Compared to the low smut and tasteless hardcore of much erotic cinema, Goodbye, Emmanuelle is undoubtedly high-class product. The film, shot in luscious 'scope and finely showing the travelogue beauty of the Seychelles, is gorgeous to look at and beautifully composed. Moreover, the performances of Kristel and Umberto Orsini as Emmanuelle and her husband have real depth and emotional truth. He especially well conveys the dumb incomprehension of a complaisant roué whose free love slogans are a mask for old fashioned chauvinism and ownership values and who feels the tug of jealousy for the last time, too late in fact as his smug indifference catches up with him and he loses the person he shares his life with. His final gambit - lying to Emmanuelle about phone calls and letters from her lover - is the nearest the Emmanuelle series gets to gripping drama, and it's satisfying to see the ropey old swinger get dumped as he fully deserves.

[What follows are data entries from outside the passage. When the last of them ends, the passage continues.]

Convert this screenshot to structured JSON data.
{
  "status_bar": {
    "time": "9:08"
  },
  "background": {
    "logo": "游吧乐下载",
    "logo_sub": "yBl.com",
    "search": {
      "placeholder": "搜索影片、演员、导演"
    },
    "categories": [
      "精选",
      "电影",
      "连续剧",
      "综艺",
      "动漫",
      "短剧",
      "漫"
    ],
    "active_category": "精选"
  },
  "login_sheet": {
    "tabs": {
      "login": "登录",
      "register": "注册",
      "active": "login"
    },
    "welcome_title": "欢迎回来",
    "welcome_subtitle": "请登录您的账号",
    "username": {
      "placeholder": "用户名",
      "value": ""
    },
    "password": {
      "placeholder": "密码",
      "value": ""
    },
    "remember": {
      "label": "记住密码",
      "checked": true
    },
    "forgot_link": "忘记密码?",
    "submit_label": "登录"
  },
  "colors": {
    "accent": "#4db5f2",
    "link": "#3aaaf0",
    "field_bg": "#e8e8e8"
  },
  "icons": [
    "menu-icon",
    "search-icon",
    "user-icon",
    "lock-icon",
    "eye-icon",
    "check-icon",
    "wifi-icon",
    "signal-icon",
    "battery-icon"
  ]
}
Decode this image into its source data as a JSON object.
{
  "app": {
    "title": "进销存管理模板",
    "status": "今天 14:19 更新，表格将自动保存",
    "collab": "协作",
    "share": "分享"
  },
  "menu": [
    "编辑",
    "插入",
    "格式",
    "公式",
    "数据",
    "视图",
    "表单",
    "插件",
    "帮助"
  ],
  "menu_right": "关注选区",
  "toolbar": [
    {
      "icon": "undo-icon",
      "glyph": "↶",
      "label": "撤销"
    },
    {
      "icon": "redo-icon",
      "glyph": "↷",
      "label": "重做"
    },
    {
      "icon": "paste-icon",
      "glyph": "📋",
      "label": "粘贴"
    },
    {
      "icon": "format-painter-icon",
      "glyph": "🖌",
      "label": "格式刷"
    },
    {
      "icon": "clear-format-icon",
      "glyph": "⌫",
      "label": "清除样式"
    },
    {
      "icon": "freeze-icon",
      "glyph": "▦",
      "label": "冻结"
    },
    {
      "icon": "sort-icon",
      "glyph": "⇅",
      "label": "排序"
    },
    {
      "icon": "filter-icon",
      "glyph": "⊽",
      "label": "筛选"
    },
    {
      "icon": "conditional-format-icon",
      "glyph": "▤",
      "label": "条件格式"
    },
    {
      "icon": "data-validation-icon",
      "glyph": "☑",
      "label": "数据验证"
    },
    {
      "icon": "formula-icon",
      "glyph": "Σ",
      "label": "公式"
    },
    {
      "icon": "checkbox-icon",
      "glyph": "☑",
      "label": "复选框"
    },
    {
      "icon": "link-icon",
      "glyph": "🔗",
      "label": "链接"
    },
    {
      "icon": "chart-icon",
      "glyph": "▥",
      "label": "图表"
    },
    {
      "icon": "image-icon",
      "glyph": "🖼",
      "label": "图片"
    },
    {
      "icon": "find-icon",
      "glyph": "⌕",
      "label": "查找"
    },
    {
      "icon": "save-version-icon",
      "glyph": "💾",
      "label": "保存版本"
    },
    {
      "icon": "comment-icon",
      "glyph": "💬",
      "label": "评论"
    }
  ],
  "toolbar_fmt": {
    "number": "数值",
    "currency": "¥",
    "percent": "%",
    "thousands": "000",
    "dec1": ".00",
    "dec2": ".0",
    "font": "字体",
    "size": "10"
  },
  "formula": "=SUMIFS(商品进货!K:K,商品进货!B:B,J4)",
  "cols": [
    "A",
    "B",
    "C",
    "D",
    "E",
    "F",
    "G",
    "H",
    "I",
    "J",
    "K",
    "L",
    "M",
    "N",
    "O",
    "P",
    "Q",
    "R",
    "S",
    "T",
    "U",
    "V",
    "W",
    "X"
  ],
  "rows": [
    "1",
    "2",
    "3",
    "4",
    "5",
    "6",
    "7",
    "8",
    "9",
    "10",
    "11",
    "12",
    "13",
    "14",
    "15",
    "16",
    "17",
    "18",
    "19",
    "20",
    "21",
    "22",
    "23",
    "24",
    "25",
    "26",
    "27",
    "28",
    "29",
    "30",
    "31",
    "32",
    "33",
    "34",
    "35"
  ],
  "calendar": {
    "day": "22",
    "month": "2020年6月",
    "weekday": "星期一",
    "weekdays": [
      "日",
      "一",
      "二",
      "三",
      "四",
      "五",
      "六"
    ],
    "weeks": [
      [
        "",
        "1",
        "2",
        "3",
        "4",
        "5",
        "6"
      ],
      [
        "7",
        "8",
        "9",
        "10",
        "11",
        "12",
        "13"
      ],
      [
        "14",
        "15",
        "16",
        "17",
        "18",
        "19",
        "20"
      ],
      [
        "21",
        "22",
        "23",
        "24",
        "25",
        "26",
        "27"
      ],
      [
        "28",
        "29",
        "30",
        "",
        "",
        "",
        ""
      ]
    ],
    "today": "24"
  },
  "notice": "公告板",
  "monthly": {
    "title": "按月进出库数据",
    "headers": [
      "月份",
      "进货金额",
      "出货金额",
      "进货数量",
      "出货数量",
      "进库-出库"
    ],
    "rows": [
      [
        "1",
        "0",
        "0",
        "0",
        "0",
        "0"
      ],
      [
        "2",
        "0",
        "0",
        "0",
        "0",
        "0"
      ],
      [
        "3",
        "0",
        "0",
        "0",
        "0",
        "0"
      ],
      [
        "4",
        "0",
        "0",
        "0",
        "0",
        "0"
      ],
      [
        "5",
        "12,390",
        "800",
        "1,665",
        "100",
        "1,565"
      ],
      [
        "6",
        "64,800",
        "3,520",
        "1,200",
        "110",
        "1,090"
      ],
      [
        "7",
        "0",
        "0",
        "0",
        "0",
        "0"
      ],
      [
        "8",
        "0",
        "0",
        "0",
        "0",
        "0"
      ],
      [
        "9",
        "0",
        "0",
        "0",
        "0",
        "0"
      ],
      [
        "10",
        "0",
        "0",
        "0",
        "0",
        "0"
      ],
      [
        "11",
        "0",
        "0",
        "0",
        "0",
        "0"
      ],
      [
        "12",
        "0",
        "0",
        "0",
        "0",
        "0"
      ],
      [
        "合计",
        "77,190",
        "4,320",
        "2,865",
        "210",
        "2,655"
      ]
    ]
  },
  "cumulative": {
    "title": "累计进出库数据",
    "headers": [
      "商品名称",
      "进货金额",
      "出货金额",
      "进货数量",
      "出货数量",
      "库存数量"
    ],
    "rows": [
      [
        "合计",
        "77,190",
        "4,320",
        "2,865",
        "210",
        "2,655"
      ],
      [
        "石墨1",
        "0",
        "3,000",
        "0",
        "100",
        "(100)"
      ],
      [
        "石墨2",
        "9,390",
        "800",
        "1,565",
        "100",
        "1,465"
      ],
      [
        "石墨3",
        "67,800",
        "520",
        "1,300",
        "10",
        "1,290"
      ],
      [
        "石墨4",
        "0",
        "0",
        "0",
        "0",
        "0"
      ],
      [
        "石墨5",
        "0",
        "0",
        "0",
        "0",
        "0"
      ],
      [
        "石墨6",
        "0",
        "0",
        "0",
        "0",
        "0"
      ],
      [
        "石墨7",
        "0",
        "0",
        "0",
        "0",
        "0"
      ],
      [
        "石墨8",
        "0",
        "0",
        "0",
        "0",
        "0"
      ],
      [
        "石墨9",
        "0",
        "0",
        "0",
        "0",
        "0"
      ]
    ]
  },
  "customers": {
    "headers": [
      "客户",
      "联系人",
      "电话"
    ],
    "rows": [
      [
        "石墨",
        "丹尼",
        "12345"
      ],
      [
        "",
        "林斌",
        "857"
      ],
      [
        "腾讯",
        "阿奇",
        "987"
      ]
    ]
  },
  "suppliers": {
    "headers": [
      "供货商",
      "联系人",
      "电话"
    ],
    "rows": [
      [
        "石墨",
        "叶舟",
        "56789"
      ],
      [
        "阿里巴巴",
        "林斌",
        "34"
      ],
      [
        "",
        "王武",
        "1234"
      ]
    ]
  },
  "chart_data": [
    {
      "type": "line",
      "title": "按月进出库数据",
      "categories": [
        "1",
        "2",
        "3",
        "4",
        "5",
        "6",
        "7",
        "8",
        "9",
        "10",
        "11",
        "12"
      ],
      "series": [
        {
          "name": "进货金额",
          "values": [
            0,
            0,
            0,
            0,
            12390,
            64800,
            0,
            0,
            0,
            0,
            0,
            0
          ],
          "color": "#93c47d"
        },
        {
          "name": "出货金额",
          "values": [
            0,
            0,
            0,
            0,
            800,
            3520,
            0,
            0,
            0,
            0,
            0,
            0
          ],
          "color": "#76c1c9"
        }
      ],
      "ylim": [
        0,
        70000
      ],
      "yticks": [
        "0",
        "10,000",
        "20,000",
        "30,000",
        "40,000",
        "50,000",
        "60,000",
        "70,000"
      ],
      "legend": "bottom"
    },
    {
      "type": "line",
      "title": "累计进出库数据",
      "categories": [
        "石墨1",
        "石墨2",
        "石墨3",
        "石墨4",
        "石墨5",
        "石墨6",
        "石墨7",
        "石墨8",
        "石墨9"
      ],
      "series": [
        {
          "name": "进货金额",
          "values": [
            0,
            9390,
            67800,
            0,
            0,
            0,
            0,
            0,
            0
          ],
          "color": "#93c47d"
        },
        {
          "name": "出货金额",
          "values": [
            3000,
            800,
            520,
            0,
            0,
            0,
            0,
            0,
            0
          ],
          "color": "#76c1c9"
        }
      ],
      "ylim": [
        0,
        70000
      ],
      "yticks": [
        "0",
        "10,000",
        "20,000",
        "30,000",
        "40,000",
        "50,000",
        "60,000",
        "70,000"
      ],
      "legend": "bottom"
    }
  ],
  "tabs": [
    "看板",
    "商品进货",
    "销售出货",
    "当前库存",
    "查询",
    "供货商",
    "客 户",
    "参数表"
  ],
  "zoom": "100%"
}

This is an odd, resigned, bitter-sweet end to the original Kristel trilogy. It could be said that the series makers are rather having their cake and eating it - that, having made a fortune from promoting lubricious excess and preaching sexual freedom, to have their heroine reject these values and plump for monogamy is rather rich coming from them. But the seventies were an age in which people realised that the sexual revolution got people high but had its come-down; that endless freedom to shag whoever you want is a prison cell not a freedom road. Even more intriguing are the subtle glimpses of the colonialism which allows the wealthy Emmanuelle and partner to indulge their jaded desires - a native caddie revealed at the far side of the frame, a garage with a Shell sign, a mention of the spice trade and pirates with black slaves. The characters live in a paradise which a snake had long ago poisoned. This is poignant social history, and feels the right kind of end to a dream in silk sheets.